Stepwise approach for the evolution of generalized genetic programming model in prediction of surface finish of the turning process

Abstract

Due to the complexity and uncertainty in the process, the soft computing methods such as regression analysis, neural networks (ANN), support vector regression (SVR), fuzzy logic and multi-gene genetic programming (MGGP) are preferred over physics-based models for predicting the process performance. The model participating in the evolutionary stage of the MGGP method is a linear weighted sum of several genes (model trees) regressed using the least squares method.

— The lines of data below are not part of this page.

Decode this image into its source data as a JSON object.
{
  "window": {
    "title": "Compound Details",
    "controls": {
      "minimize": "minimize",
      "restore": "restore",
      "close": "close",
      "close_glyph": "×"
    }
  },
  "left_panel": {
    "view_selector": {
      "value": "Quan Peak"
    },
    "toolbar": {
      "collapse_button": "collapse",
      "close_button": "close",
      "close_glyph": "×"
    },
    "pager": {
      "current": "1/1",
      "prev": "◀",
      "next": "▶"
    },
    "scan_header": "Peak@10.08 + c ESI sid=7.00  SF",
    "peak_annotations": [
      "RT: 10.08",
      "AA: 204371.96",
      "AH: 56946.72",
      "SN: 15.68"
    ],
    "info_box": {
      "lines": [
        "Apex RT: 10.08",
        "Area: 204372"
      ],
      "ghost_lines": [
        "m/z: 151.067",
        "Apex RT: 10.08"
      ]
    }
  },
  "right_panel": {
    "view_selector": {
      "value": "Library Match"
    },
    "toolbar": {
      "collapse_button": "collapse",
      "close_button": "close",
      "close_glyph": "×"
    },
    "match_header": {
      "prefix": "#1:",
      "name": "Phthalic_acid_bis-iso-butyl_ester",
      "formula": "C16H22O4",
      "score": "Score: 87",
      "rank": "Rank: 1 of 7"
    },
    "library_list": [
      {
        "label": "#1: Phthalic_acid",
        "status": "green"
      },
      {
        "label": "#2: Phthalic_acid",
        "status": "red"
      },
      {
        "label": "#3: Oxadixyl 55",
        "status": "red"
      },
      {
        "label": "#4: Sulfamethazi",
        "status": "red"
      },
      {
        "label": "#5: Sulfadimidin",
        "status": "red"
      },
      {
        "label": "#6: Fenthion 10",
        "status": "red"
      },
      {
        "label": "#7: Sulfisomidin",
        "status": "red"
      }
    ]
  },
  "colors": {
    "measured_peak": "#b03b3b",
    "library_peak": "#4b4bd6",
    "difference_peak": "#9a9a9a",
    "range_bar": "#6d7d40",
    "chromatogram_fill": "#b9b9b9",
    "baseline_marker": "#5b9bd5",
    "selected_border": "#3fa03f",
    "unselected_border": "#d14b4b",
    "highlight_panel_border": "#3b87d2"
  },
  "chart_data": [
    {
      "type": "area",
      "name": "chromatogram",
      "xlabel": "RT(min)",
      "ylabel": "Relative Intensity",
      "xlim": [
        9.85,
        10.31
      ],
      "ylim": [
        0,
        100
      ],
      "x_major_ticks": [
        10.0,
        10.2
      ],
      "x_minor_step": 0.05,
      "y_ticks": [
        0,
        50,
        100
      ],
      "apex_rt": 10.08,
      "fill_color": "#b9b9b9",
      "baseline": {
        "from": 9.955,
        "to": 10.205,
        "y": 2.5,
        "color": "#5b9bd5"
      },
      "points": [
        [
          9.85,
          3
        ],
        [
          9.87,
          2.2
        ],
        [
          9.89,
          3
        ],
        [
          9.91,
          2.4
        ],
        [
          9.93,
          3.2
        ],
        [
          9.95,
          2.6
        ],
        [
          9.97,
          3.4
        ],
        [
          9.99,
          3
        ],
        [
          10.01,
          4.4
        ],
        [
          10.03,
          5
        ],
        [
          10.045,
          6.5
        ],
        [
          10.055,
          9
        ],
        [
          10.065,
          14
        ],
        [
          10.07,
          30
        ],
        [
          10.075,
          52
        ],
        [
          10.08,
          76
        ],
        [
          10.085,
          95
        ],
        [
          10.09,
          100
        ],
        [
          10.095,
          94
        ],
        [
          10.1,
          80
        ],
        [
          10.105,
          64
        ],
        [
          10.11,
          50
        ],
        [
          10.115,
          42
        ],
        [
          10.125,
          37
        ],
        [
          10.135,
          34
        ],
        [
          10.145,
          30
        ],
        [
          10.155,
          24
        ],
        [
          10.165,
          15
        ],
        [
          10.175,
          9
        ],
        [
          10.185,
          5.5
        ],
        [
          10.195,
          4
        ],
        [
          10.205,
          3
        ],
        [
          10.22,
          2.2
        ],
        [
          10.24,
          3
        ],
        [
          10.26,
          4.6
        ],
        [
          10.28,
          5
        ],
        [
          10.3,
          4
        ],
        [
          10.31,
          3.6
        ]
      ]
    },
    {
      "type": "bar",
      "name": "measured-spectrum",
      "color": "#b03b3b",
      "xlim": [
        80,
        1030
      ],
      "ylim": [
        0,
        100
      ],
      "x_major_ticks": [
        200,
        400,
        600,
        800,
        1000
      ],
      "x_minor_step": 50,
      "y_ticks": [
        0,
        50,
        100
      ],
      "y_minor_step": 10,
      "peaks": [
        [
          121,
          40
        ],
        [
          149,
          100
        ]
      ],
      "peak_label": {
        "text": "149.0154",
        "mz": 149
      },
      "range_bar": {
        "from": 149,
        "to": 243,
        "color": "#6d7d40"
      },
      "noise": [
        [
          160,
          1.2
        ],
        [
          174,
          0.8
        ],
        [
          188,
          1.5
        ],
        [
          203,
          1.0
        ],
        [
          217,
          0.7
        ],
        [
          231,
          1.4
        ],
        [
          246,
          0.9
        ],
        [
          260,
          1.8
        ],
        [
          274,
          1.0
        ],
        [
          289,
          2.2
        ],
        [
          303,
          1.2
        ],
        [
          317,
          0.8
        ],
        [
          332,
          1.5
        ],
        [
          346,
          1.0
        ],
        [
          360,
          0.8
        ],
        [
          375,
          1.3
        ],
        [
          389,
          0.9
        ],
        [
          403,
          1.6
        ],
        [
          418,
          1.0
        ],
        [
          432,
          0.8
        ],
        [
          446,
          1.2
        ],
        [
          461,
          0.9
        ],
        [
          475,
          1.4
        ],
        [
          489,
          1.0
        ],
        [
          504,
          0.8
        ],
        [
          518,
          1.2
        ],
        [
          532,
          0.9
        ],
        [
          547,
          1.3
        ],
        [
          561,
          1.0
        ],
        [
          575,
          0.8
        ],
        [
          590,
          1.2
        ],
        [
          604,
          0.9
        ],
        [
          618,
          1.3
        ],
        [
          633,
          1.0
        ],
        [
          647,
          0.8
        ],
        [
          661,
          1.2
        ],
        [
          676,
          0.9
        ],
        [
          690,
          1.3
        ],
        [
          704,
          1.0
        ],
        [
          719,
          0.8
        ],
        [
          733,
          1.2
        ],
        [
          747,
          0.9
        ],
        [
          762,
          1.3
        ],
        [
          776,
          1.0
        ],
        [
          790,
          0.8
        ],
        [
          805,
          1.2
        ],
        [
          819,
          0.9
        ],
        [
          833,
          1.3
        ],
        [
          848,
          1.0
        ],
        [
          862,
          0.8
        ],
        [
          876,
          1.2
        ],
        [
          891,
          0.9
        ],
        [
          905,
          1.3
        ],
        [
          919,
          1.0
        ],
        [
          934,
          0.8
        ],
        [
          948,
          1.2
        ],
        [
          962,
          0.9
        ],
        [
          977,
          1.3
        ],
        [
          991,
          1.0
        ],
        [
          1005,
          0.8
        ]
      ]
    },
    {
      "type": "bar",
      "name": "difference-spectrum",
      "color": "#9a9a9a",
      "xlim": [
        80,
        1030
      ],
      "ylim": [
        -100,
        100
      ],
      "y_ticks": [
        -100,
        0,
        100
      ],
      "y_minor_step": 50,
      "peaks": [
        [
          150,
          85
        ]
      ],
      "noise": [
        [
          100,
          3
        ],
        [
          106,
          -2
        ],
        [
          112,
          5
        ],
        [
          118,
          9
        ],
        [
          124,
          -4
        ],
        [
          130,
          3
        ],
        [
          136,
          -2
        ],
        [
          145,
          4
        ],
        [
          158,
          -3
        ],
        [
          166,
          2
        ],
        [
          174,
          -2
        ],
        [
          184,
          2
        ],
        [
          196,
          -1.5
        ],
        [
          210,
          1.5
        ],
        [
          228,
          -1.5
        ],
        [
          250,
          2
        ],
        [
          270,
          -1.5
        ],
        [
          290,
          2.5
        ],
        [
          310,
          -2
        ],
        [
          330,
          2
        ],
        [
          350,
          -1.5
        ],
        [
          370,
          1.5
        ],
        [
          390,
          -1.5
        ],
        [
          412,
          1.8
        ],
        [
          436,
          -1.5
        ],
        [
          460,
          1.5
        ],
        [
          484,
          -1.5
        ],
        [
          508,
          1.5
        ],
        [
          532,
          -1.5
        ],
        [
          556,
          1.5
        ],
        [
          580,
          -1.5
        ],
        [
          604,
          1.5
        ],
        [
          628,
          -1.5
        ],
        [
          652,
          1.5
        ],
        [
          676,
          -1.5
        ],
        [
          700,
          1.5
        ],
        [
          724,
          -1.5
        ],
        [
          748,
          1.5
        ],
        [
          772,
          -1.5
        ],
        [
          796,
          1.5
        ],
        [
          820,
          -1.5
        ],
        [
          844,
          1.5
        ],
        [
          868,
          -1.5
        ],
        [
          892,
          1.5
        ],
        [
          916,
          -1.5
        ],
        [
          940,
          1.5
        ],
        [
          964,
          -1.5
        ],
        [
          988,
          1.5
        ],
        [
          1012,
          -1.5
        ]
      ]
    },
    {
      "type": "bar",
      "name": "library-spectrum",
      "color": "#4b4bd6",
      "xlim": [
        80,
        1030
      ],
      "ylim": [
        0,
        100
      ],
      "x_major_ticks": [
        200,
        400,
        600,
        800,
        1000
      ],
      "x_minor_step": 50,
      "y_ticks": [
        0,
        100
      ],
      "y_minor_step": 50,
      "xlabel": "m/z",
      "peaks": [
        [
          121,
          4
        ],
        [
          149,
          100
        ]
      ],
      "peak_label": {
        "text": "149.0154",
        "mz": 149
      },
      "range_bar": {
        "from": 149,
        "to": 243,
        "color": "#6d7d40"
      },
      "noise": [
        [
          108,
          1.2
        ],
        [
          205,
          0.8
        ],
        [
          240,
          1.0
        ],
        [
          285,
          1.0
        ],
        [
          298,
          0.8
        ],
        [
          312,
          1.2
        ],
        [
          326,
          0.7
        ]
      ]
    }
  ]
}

In this combination mechanism, the occurrence of gene of lower performance in the MGGP model can degrade its performance. Therefore, this paper proposes a modified-MGGP (M-MGGP) method using a stepwise regression approach such that the genes of lower performance are eliminated and only the high performing genes are combined. In this work, the M-MGGP method is applied in modelling the surface roughness in the turning of hardened AISI H11 steel. The results show that the M-MGGP model produces better performance than those of MGGP, SVR and ANN. In addition, when compared to that of MGGP method, the models formed from the M-MGGP method are of smaller size. Further, the parametric and sensitivity analysis conducted validates the robustness of our proposed model and is proved to capture the dynamics of the turning phenomenon of AISI H11 steel by unveiling dominant input process parameters and the hidden non-linear relationships.